As all stories go, the end of a chapter signals the beginning of a new one. A dénouement comes after another.
Each time I set a book down, an unexplainable feeling overwhelms me. There is no goodbye nor farewell to bid, just a simple ending. But always, there is 'till then' to a book that I own. It is a promise to myself that one day someday, I shall visit its pages again.
But it is different with a borrowed book. I do not own it. And so I would have to keep it inside my head in case I would have a need or an urge to revisit the words and lessons learned from its pages. Because sometimes, no matter how frequent I remind and nag myself to get a copy of my own, the thought just slips my mind for some reason.
That is just how it is. It, like most of the simplest and unnoticeable things around us, mirrors life itself and the dramas encapsulated in it. What happened has happened. The lessons are left only to be revisited ever so often.
Books, both owned and loaned, are handed and even sold for one reason or another. But behind such reasons lies a need. And always there lies a value for such needs. From the simplest need of money to the most mundane need of passing the time; but always there would be something left apart from the reasons and needs between the exchanging hands passing the book from one to the other.

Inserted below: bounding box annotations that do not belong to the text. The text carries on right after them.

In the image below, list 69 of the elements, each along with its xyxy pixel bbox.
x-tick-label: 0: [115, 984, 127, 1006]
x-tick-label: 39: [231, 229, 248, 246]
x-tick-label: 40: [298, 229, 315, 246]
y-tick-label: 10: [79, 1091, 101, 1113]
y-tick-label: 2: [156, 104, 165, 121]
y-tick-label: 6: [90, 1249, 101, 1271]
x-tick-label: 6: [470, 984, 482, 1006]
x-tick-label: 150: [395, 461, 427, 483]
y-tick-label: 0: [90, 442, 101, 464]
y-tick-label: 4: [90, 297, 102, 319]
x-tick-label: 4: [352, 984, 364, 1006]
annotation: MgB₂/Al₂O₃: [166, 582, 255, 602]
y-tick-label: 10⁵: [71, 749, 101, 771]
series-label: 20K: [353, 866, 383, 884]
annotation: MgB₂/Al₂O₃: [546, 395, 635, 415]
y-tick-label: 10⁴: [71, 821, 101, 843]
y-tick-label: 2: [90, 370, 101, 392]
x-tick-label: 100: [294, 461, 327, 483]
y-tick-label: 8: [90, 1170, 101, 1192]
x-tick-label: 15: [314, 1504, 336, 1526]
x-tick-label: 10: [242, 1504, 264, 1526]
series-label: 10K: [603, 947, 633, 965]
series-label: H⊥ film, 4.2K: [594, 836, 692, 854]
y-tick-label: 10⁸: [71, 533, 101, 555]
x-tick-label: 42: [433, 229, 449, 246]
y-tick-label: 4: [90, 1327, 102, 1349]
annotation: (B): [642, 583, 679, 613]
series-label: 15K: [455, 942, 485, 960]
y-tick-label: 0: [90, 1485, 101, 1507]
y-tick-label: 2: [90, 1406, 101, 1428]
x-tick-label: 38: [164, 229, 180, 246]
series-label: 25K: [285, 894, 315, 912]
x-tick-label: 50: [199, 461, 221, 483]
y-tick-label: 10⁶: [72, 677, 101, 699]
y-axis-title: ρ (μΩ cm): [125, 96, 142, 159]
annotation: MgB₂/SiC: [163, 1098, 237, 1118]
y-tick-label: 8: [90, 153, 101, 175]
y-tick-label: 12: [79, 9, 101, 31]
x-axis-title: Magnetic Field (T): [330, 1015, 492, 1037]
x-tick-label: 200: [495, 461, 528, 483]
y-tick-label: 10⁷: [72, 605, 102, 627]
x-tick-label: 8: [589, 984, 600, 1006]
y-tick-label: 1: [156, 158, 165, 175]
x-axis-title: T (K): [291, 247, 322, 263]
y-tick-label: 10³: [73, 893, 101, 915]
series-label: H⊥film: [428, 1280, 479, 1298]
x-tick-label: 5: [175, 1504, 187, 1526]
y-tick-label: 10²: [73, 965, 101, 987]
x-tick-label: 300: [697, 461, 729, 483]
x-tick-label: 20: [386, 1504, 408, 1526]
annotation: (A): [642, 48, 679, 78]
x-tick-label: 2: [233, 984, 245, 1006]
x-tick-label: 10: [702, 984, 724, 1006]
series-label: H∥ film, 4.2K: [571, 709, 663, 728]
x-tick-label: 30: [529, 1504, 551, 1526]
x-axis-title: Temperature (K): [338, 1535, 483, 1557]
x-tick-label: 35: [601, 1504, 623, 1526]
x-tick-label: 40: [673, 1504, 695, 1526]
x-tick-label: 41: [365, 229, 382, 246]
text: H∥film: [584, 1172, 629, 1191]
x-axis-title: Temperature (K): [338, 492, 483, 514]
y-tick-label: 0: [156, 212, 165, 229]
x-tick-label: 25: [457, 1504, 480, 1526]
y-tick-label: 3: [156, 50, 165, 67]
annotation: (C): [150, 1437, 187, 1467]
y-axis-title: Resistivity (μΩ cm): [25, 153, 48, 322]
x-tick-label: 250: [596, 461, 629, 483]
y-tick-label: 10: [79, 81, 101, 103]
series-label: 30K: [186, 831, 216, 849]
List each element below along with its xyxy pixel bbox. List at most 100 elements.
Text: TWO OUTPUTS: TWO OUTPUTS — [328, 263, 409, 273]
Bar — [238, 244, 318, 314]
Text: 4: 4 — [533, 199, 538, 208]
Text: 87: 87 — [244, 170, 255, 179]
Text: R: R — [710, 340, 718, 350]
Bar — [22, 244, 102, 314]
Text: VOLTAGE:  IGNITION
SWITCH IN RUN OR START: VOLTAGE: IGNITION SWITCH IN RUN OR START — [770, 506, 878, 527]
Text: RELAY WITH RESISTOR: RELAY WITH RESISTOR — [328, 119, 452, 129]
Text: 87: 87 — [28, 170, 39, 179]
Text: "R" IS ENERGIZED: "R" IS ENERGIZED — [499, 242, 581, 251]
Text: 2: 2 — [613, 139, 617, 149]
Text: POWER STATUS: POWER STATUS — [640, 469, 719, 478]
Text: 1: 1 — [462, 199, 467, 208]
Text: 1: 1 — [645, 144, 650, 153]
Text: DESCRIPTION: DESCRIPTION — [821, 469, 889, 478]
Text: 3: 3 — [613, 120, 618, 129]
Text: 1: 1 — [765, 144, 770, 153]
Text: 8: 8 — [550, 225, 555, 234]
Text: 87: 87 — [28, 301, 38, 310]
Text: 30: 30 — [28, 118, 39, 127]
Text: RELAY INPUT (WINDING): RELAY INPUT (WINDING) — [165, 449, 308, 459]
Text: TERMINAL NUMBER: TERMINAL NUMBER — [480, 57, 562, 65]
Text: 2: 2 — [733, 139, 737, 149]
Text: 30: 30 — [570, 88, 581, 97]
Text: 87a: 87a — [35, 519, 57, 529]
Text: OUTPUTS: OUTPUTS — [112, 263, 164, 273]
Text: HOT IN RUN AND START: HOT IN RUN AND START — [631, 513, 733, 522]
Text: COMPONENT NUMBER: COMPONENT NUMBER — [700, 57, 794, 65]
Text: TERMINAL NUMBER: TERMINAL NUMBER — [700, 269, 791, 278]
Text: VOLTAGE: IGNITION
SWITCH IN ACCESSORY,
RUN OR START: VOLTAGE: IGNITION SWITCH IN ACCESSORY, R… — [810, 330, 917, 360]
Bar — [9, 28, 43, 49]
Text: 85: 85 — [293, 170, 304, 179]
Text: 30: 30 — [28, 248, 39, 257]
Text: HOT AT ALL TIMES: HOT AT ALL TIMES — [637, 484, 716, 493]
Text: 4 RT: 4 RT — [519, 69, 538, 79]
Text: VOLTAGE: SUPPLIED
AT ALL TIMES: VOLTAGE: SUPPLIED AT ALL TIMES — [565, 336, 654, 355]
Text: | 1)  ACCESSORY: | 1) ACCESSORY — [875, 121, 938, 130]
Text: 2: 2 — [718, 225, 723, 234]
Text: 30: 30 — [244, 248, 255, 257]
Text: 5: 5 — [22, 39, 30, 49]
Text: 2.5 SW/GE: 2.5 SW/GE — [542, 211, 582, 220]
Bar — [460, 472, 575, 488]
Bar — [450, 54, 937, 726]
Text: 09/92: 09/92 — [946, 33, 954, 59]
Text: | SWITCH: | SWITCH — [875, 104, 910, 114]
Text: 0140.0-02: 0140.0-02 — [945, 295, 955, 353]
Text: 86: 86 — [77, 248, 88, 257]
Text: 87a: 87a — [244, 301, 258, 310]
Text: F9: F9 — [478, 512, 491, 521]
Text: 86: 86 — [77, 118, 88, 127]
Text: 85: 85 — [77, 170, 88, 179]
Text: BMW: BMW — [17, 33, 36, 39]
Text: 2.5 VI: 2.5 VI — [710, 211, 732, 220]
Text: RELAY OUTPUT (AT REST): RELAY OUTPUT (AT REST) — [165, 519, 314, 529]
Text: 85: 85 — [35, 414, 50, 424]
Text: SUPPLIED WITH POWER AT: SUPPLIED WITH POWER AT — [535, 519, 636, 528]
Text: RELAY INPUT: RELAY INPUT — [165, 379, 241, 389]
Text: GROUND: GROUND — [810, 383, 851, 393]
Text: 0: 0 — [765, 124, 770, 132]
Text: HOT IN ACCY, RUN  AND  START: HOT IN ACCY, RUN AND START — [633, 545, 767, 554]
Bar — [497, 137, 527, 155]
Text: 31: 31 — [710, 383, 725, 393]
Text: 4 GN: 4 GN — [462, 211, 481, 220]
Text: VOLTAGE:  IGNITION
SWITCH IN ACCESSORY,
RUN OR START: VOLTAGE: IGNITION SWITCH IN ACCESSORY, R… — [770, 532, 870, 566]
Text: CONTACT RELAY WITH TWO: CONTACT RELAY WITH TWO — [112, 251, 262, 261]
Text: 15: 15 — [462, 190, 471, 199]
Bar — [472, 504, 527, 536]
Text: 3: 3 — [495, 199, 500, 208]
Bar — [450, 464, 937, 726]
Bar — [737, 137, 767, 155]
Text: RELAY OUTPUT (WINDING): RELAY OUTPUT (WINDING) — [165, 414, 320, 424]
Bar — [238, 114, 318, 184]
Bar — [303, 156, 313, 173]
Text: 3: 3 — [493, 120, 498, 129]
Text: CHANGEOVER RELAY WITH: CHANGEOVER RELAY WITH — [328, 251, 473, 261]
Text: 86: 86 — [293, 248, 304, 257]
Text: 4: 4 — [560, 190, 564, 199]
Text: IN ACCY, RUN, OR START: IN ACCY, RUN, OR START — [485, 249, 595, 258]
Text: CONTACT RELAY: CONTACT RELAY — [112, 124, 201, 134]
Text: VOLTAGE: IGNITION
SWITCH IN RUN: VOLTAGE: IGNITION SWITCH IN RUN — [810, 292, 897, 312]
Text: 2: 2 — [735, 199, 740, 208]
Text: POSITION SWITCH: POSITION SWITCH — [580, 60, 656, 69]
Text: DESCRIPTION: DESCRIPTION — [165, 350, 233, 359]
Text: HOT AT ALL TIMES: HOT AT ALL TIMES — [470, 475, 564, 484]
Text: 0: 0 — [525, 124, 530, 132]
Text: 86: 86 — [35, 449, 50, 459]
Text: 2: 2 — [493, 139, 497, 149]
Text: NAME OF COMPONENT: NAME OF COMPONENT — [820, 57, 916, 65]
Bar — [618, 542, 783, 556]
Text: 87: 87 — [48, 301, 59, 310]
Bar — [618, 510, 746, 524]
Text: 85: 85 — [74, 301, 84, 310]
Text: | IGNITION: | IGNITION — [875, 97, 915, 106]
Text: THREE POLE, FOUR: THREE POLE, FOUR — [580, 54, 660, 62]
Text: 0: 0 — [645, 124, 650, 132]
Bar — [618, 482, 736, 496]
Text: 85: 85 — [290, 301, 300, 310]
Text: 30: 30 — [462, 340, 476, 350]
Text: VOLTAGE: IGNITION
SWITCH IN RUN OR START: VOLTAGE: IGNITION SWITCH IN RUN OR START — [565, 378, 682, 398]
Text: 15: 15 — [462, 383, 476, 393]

I have set a book down just the other night. Today, I realized I have ended a chapter of my life. There may be a passing absence of drama in the days to come. For how long, I cannot tell. Nonetheless, I have opened my pages for a very good friend who is going through way too much spectacle these days. And so tonight, the story of life is on loan for her to pour out all the ink she has.

"My Dear, I will be the margin to guide your ink. I will do my best to read and understand the heroine in you. Let your handwriting lean on each leaf and I promise to keep turning the pages to make a space for all your words. I will be your reader. I will hold firmly but with utmost care the binders of your tale.
Have faith. You are worth reading. And for whatever value you are in dire need of, consider your drama sold."